Estonia signing agreement with India for the prevention of double taxation
On September 19, 2011 the Government of the Republic of Estonia and Government of the Republic of India signed an agreement for the prevention of double taxation and fiscal evasion with respect to taxes on income. For enforcement of the agreement, it must be ratified in the Parliament of Estonia.

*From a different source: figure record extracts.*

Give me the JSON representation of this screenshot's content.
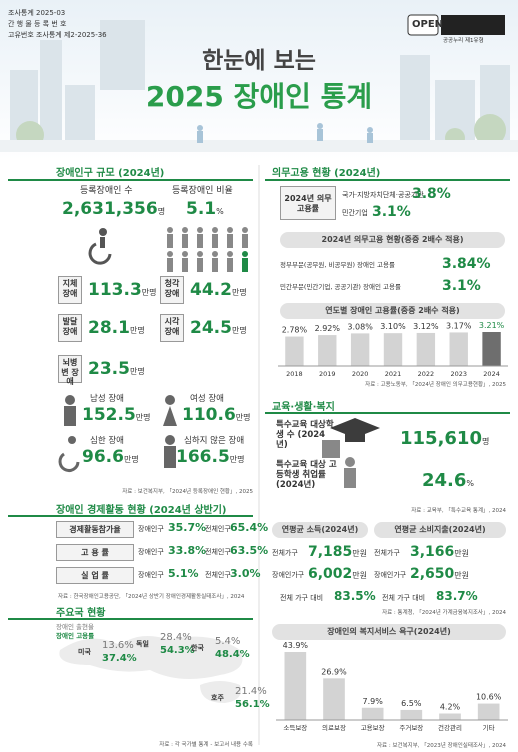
{
  "header": {
    "meta": [
      "조사통계 2025-03",
      "간 행 물 등 록 번 호",
      "고유번호 조사통계 제2-2025-36"
    ],
    "title": "한눈에 보는",
    "subtitle": "2025 장애인 통계",
    "license": "OPEN",
    "license_note": "공공누리 제1유형"
  },
  "population": {
    "heading": "장애인구 규모 (2024년)",
    "registered": {
      "label": "등록장애인 수",
      "value": "2,631,356",
      "unit": "명"
    },
    "ratio": {
      "label": "등록장애인 비율",
      "value": "5.1",
      "unit": "%"
    },
    "types": [
      {
        "label": "지체 장애",
        "value": "113.3",
        "unit": "만명"
      },
      {
        "label": "청각 장애",
        "value": "44.2",
        "unit": "만명"
      },
      {
        "label": "발달 장애",
        "value": "28.1",
        "unit": "만명"
      },
      {
        "label": "시각 장애",
        "value": "24.5",
        "unit": "만명"
      },
      {
        "label": "뇌병변 장애",
        "value": "23.5",
        "unit": "만명"
      }
    ],
    "groups": [
      {
        "label": "남성 장애",
        "value": "152.5",
        "unit": "만명"
      },
      {
        "label": "여성 장애",
        "value": "110.6",
        "unit": "만명"
      },
      {
        "label": "심한 장애",
        "value": "96.6",
        "unit": "만명"
      },
      {
        "label": "심하지 않은 장애",
        "value": "166.5",
        "unit": "만명"
      }
    ],
    "source": "자료 : 보건복지부, 「2024년 등록장애인 현황」, 2025"
  },
  "economy": {
    "heading": "장애인 경제활동 현황 (2024년 상반기)",
    "rows": [
      {
        "label": "경제활동참가율",
        "disabled_label": "장애인구",
        "disabled": "35.7%",
        "total_label": "전체인구",
        "total": "65.4%"
      },
      {
        "label": "고 용 률",
        "disabled_label": "장애인구",
        "disabled": "33.8%",
        "total_label": "전체인구",
        "total": "63.5%"
      },
      {
        "label": "실 업 률",
        "disabled_label": "장애인구",
        "disabled": "5.1%",
        "total_label": "전체인구",
        "total": "3.0%"
      }
    ],
    "source": "자료 : 한국장애인고용공단, 「2024년 상반기 장애인경제활동실태조사」, 2024"
  },
  "countries": {
    "heading": "주요국 현황",
    "legend": [
      "장애인 출현율",
      "장애인 고용률"
    ],
    "items": [
      {
        "name": "미국",
        "prevalence": "13.6%",
        "employment": "37.4%"
      },
      {
        "name": "독일",
        "prevalence": "28.4%",
        "employment": "54.3%"
      },
      {
        "name": "한국",
        "prevalence": "5.4%",
        "employment": "48.4%"
      },
      {
        "name": "호주",
        "prevalence": "21.4%",
        "employment": "56.1%"
      }
    ],
    "source": "자료 : 각 국가별 통계 - 보고서 내용 수록"
  },
  "quota": {
    "heading": "의무고용 현황 (2024년)",
    "rate_label": "2024년 의무고용률",
    "rates": [
      {
        "label": "국가·지방자치단체·공공기관",
        "value": "3.8%"
      },
      {
        "label": "민간기업",
        "value": "3.1%"
      }
    ],
    "status_heading": "2024년 의무고용 현황(중증 2배수 적용)",
    "status": [
      {
        "label": "정부부문(공무원, 비공무원) 장애인 고용률",
        "value": "3.84%"
      },
      {
        "label": "민간부문(민간기업, 공공기관) 장애인 고용률",
        "value": "3.1%"
      }
    ],
    "trend_heading": "연도별 장애인 고용률(중증 2배수 적용)",
    "source": "자료 : 고용노동부, 「2024년 장애인 의무고용현황」, 2025"
  },
  "education": {
    "heading": "교육·생활·복지",
    "items": [
      {
        "label": "특수교육 대상학생 수 (2024년)",
        "value": "115,610",
        "unit": "명"
      },
      {
        "label": "특수교육 대상 고등학생 취업률 (2024년)",
        "value": "24.6",
        "unit": "%"
      }
    ],
    "source": "자료 : 교육부, 「특수교육 통계」, 2024"
  },
  "income": {
    "income_heading": "연평균 소득(2024년)",
    "spending_heading": "연평균 소비지출(2024년)",
    "income_rows": [
      {
        "label": "전체가구",
        "value": "7,185",
        "unit": "만원"
      },
      {
        "label": "장애인가구",
        "value": "6,002",
        "unit": "만원"
      }
    ],
    "income_ratio": {
      "label": "전체 가구 대비",
      "value": "83.5%"
    },
    "spending_rows": [
      {
        "label": "전체가구",
        "value": "3,166",
        "unit": "만원"
      },
      {
        "label": "장애인가구",
        "value": "2,650",
        "unit": "만원"
      }
    ],
    "spending_ratio": {
      "label": "전체 가구 대비",
      "value": "83.7%"
    },
    "source": "자료 : 통계청, 「2024년 가계금융복지조사」, 2024"
  },
  "welfare": {
    "heading": "장애인의 복지서비스 욕구(2024년)",
    "source": "자료 : 보건복지부, 「2023년 장애인실태조사」, 2024"
  },
  "chart_data": [
    {
      "type": "bar",
      "categories": [
        "2018",
        "2019",
        "2020",
        "2021",
        "2022",
        "2023",
        "2024"
      ],
      "values": [
        2.78,
        2.92,
        3.08,
        3.1,
        3.12,
        3.17,
        3.21
      ],
      "value_labels": [
        "2.78%",
        "2.92%",
        "3.08%",
        "3.10%",
        "3.12%",
        "3.17%",
        "3.21%"
      ],
      "colors": [
        "#d3d3d3",
        "#d3d3d3",
        "#d3d3d3",
        "#d3d3d3",
        "#d3d3d3",
        "#d3d3d3",
        "#6e6e6e"
      ]
    },
    {
      "type": "bar",
      "categories": [
        "소득보장",
        "의료보장",
        "고용보장",
        "주거보장",
        "건강관리",
        "기타"
      ],
      "values": [
        43.9,
        26.9,
        7.9,
        6.5,
        4.2,
        10.6
      ],
      "value_labels": [
        "43.9%",
        "26.9%",
        "7.9%",
        "6.5%",
        "4.2%",
        "10.6%"
      ],
      "colors": [
        "#d3d3d3",
        "#d3d3d3",
        "#d3d3d3",
        "#d3d3d3",
        "#d3d3d3",
        "#d3d3d3"
      ]
    }
  ]
}
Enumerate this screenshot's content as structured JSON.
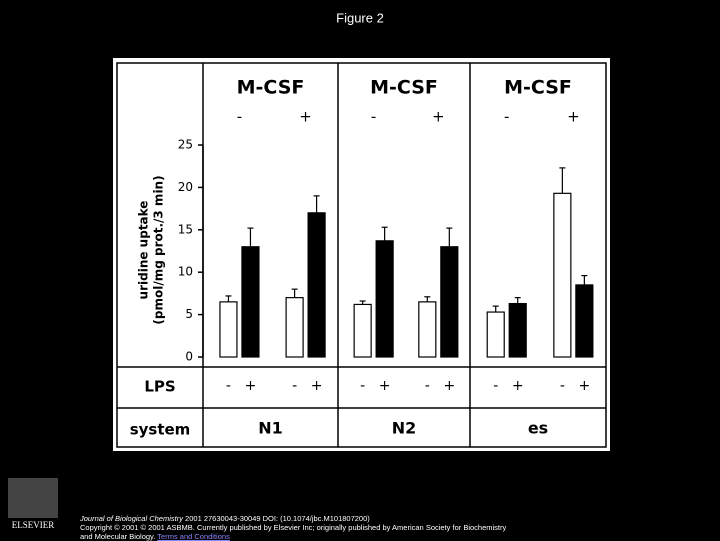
{
  "title": "Figure 2",
  "chart_data": {
    "type": "bar",
    "y_label": [
      "uridine uptake",
      "(pmol/mg prot./3 min)"
    ],
    "category_headers": [
      "M-CSF",
      "M-CSF",
      "M-CSF"
    ],
    "categories": [
      "-",
      "+",
      "-",
      "+",
      "-",
      "+"
    ],
    "series_header": "LPS",
    "series": [
      {
        "name": "-",
        "color": "#ffffff",
        "values": [
          6.5,
          7,
          6.2,
          6.5,
          5.3,
          19.3
        ],
        "errors": [
          0.7,
          1,
          0.4,
          0.6,
          0.7,
          3
        ]
      },
      {
        "name": "+",
        "color": "#000000",
        "values": [
          13,
          17,
          13.7,
          13,
          6.3,
          8.5
        ],
        "errors": [
          2.2,
          2,
          1.6,
          2.2,
          0.7,
          1.1
        ]
      }
    ],
    "group_header": "system",
    "groups": [
      "N1",
      "N2",
      "es"
    ],
    "ylim": [
      0,
      25
    ],
    "yticks": [
      0,
      5,
      10,
      15,
      20,
      25
    ]
  },
  "footer": {
    "journal": "Journal of Biological Chemistry",
    "citation": " 2001 27630043-30049 DOI: (10.1074/jbc.M101807200)",
    "copyright": "Copyright © 2001 © 2001 ASBMB. Currently published by Elsevier Inc; originally published by American Society for Biochemistry and Molecular Biology.",
    "link": "Terms and Conditions"
  },
  "logo": "ELSEVIER"
}
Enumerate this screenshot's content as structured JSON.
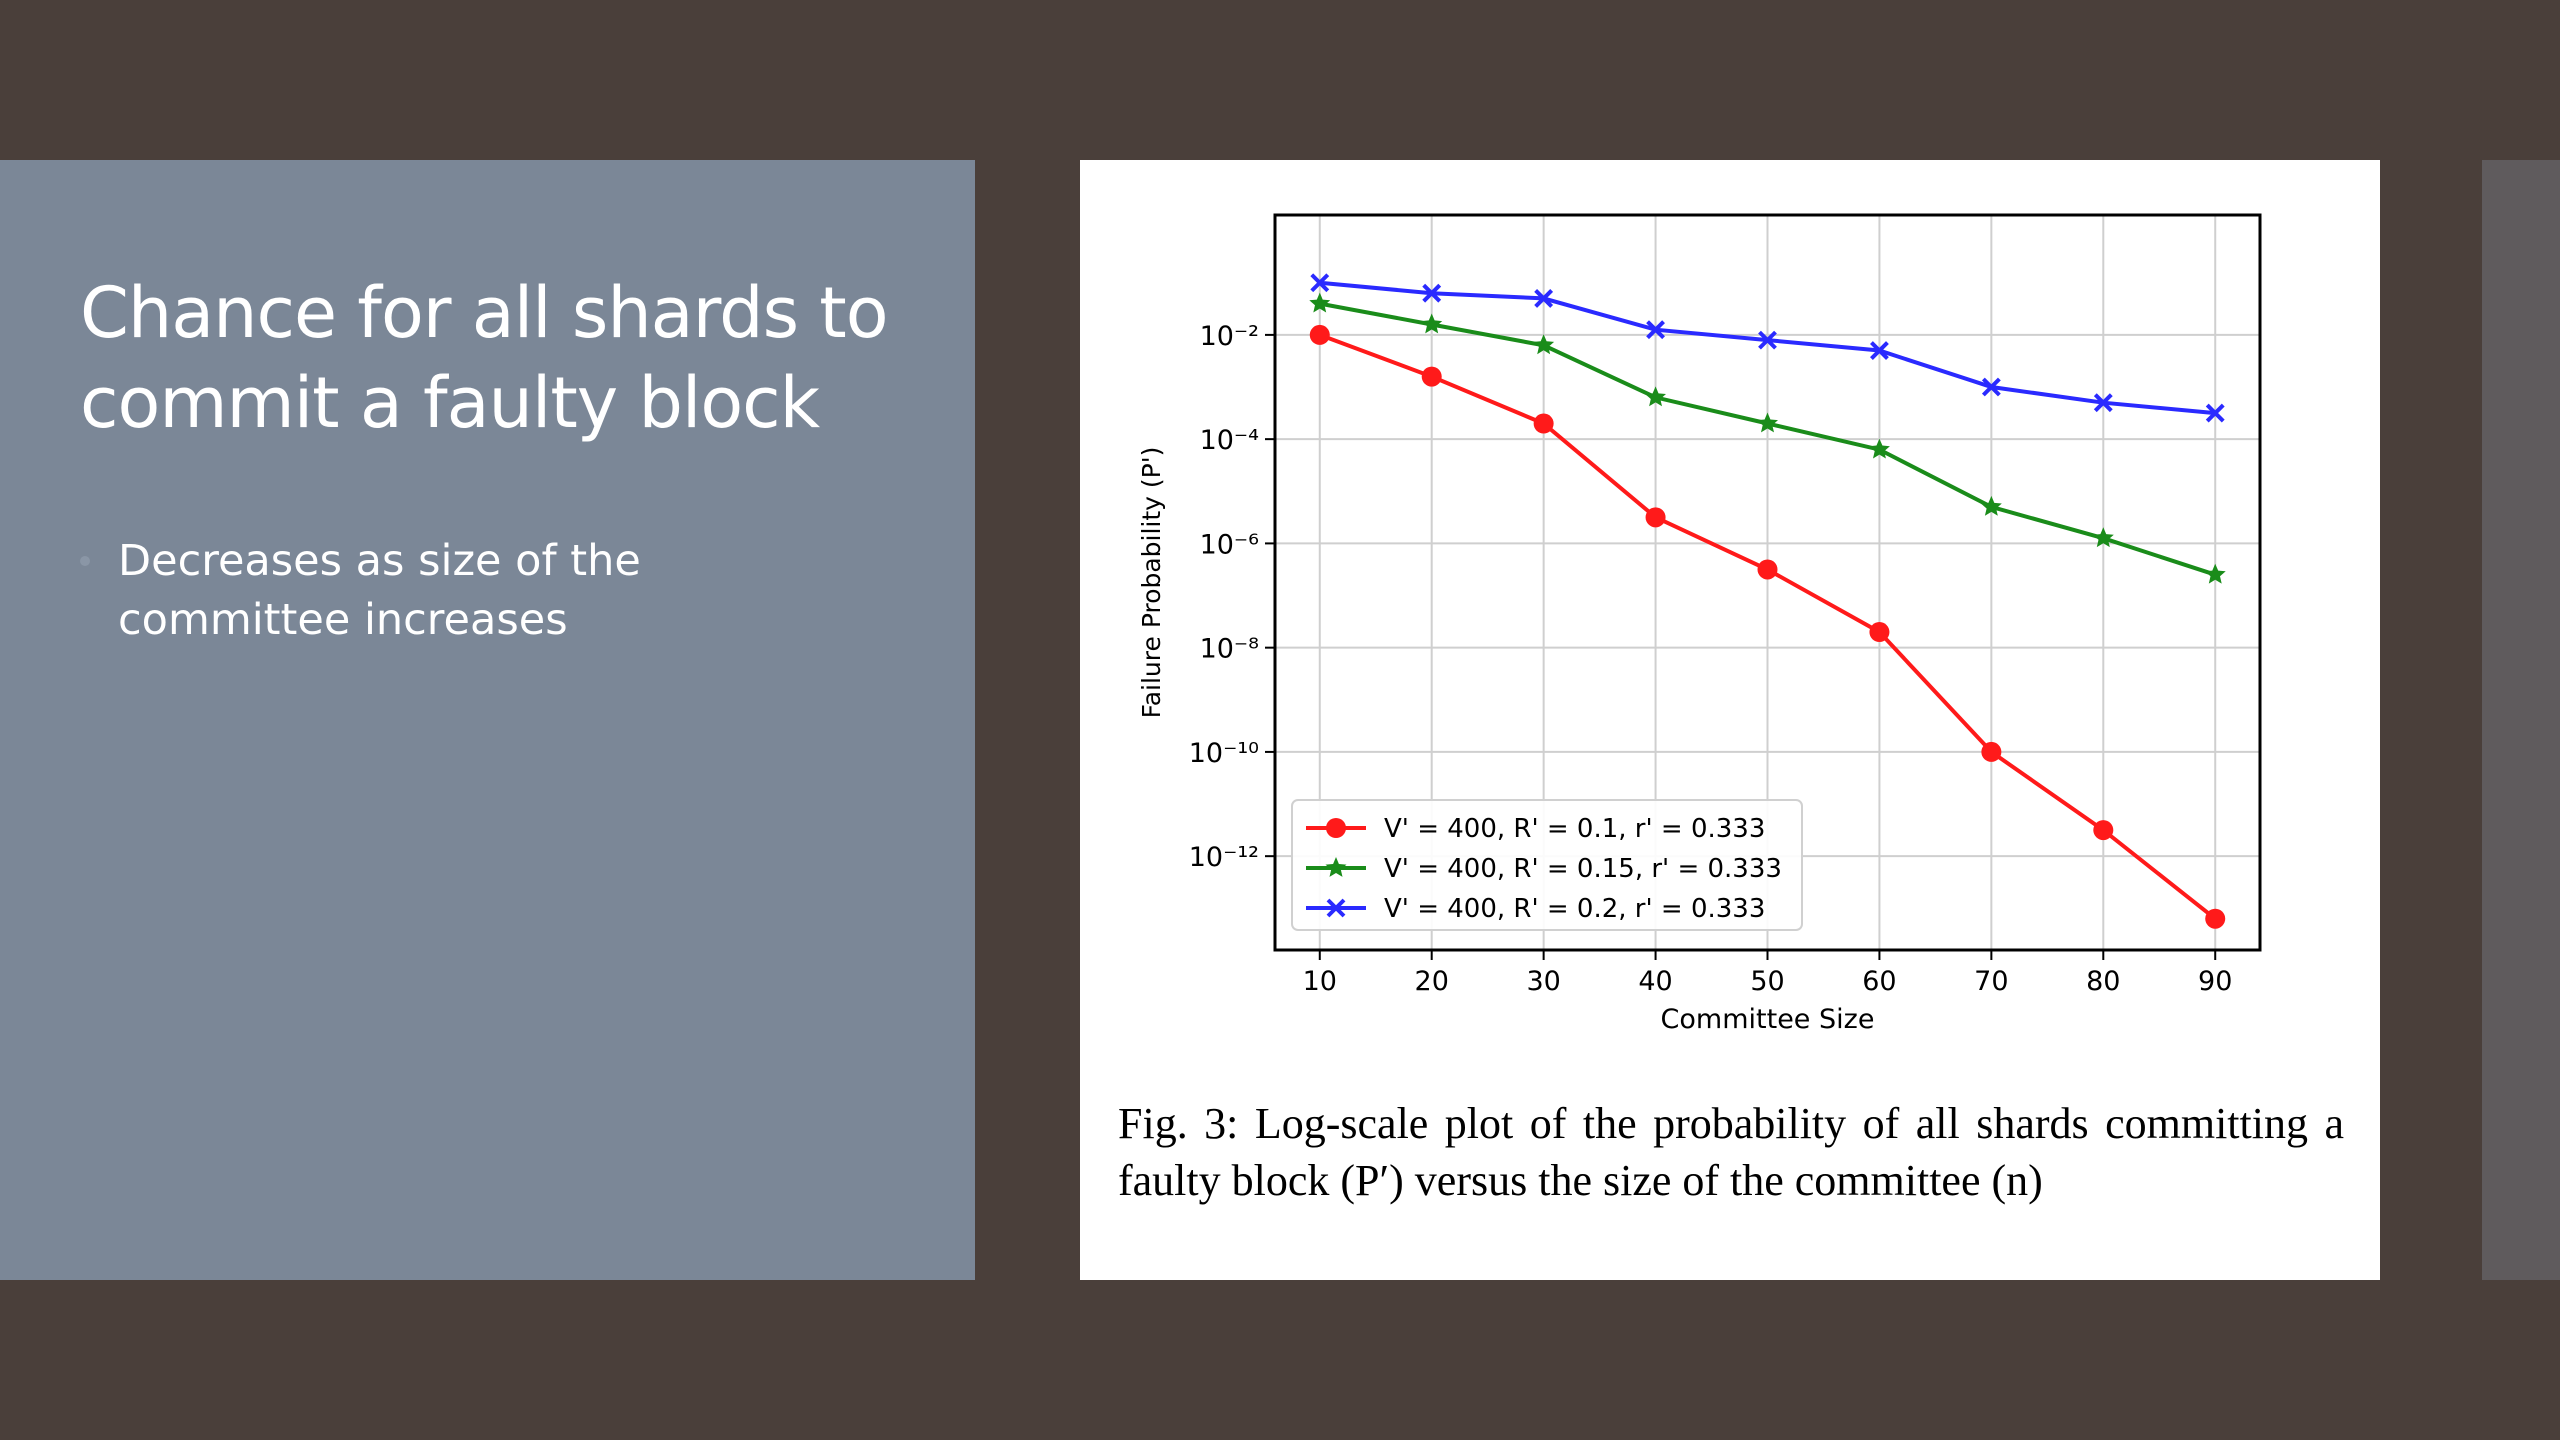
{
  "slide": {
    "title_line1": "Chance for all shards to",
    "title_line2": "commit a faulty block",
    "bullet": "Decreases as size of the committee increases"
  },
  "figure": {
    "caption": "Fig. 3: Log-scale plot of the probability of all shards committing a faulty block (P′) versus the size of the committee (n)"
  },
  "colors": {
    "background": "#4a3f3a",
    "left_panel": "#7b8797",
    "red": "#ff1a1a",
    "green": "#1a8c1a",
    "blue": "#2a2aff"
  },
  "chart_data": {
    "type": "line",
    "xlabel": "Committee Size",
    "ylabel": "Failure Probability (P')",
    "yscale": "log",
    "x": [
      10,
      20,
      30,
      40,
      50,
      60,
      70,
      80,
      90
    ],
    "xlim": [
      6,
      94
    ],
    "ylim_log10": [
      -13.8,
      0.3
    ],
    "xticks": [
      "10",
      "20",
      "30",
      "40",
      "50",
      "60",
      "70",
      "80",
      "90"
    ],
    "yticks": [
      {
        "exp": -2,
        "label": "10⁻²"
      },
      {
        "exp": -4,
        "label": "10⁻⁴"
      },
      {
        "exp": -6,
        "label": "10⁻⁶"
      },
      {
        "exp": -8,
        "label": "10⁻⁸"
      },
      {
        "exp": -10,
        "label": "10⁻¹⁰"
      },
      {
        "exp": -12,
        "label": "10⁻¹²"
      }
    ],
    "grid": true,
    "legend_position": "lower-left",
    "series": [
      {
        "name": "V' = 400, R' = 0.1, r' = 0.333",
        "color": "#ff1a1a",
        "marker": "circle",
        "values_log10": [
          -2.0,
          -2.8,
          -3.7,
          -5.5,
          -6.5,
          -7.7,
          -10.0,
          -11.5,
          -13.2
        ]
      },
      {
        "name": "V' = 400, R' = 0.15, r' = 0.333",
        "color": "#1a8c1a",
        "marker": "star",
        "values_log10": [
          -1.4,
          -1.8,
          -2.2,
          -3.2,
          -3.7,
          -4.2,
          -5.3,
          -5.9,
          -6.6
        ]
      },
      {
        "name": "V' = 400, R' = 0.2, r' = 0.333",
        "color": "#2a2aff",
        "marker": "x",
        "values_log10": [
          -1.0,
          -1.2,
          -1.3,
          -1.9,
          -2.1,
          -2.3,
          -3.0,
          -3.3,
          -3.5
        ]
      }
    ]
  }
}
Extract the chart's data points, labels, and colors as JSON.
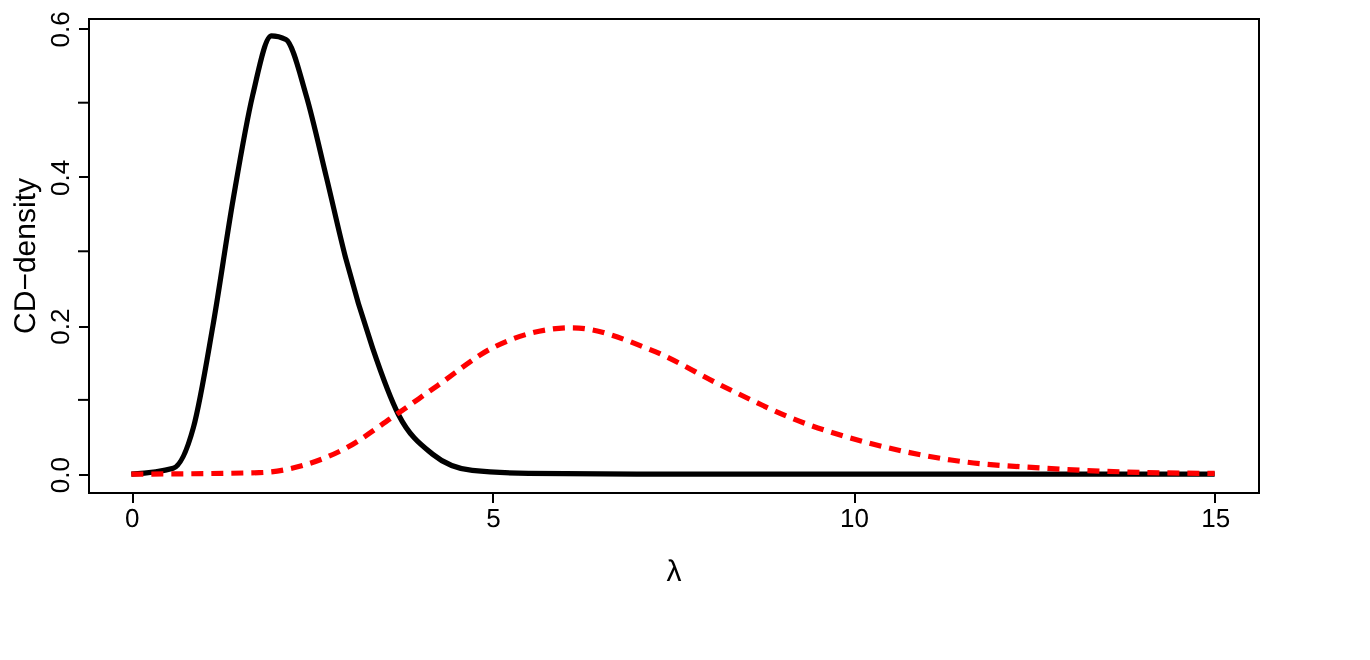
{
  "chart_data": {
    "type": "line",
    "xlabel": "λ",
    "ylabel": "CD−density",
    "xlim": [
      -0.6,
      15.6
    ],
    "ylim": [
      -0.024,
      0.614
    ],
    "xticks": [
      0,
      5,
      10,
      15
    ],
    "yticks": [
      {
        "value": 0,
        "label": "0.0"
      },
      {
        "value": 0.1,
        "label": null
      },
      {
        "value": 0.2,
        "label": "0.2"
      },
      {
        "value": 0.3,
        "label": null
      },
      {
        "value": 0.4,
        "label": "0.4"
      },
      {
        "value": 0.5,
        "label": null
      },
      {
        "value": 0.6,
        "label": "0.6"
      }
    ],
    "grid": false,
    "marker": "none",
    "series": [
      {
        "color": "#000000",
        "line_style": "solid",
        "x": [
          0,
          0.58,
          0.86,
          1.13,
          1.41,
          1.68,
          1.94,
          2.14,
          2.42,
          2.7,
          2.97,
          3.34,
          3.7,
          4.17,
          4.72,
          5.5,
          7,
          10,
          15
        ],
        "values": [
          0,
          0.008,
          0.063,
          0.2,
          0.37,
          0.51,
          0.59,
          0.585,
          0.51,
          0.4,
          0.29,
          0.17,
          0.08,
          0.027,
          0.005,
          0.001,
          0,
          0,
          0
        ]
      },
      {
        "color": "#ff0000",
        "line_style": "dashed",
        "x": [
          0,
          1.77,
          2.42,
          2.97,
          3.62,
          4.25,
          5.0,
          6.1,
          7.2,
          8.22,
          9.23,
          10.25,
          11.35,
          12.64,
          13.75,
          15
        ],
        "values": [
          0,
          0.002,
          0.013,
          0.035,
          0.077,
          0.12,
          0.17,
          0.197,
          0.167,
          0.117,
          0.072,
          0.041,
          0.019,
          0.008,
          0.003,
          0.001
        ]
      }
    ]
  }
}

Agreement basis on OECD Model Tax Convention on Income and on Capital, but it has been changed in some measure followed from need of communication between India and Estonia. Purpose of the treaty of avoiding double taxation is to predispose international investments and interstate trade, also free movement of people and technology. To gain the purpose, the treaty regulates the division of tax assessments right between contracting parties, enacts preventing of discriminative imposition of taxes and obligation of blocking tax avoidance. Treaty restricts the right of tax assessment of the contracting state, by implication, contracting state gives over the part of the tax revenues to the other contracting state and conversely.
Agreement establishes better conditions for undertakers and helps to make economic and business cooperation between India and Estonia more effective.
Estonia has effective double taxation avoidance treaties with Finland, Sweden, Denmark, Norway, Latvia, Lithuania, Poland, United Kingdom of Great Britain and Northern Ireland, Iceland, Czech, Canada, Ukraine, Germany, Belarus, Netherlands, Italy, France, Ireland, United Kingdom of America, Moldavia, China, Kazakhstan, Belgium, Austrian, Armenian, Malta, Croatia, Switzerland, Hungarian, Portugal, Turkey, Spain, Romania, Slovakia, Slovenia, Luxembourg, Georgia, Singapore, Greece, Azerbaidzhan, Bulgaria, Macedonia, Israel, Mani island, Serbia, South-Korea, and Albany.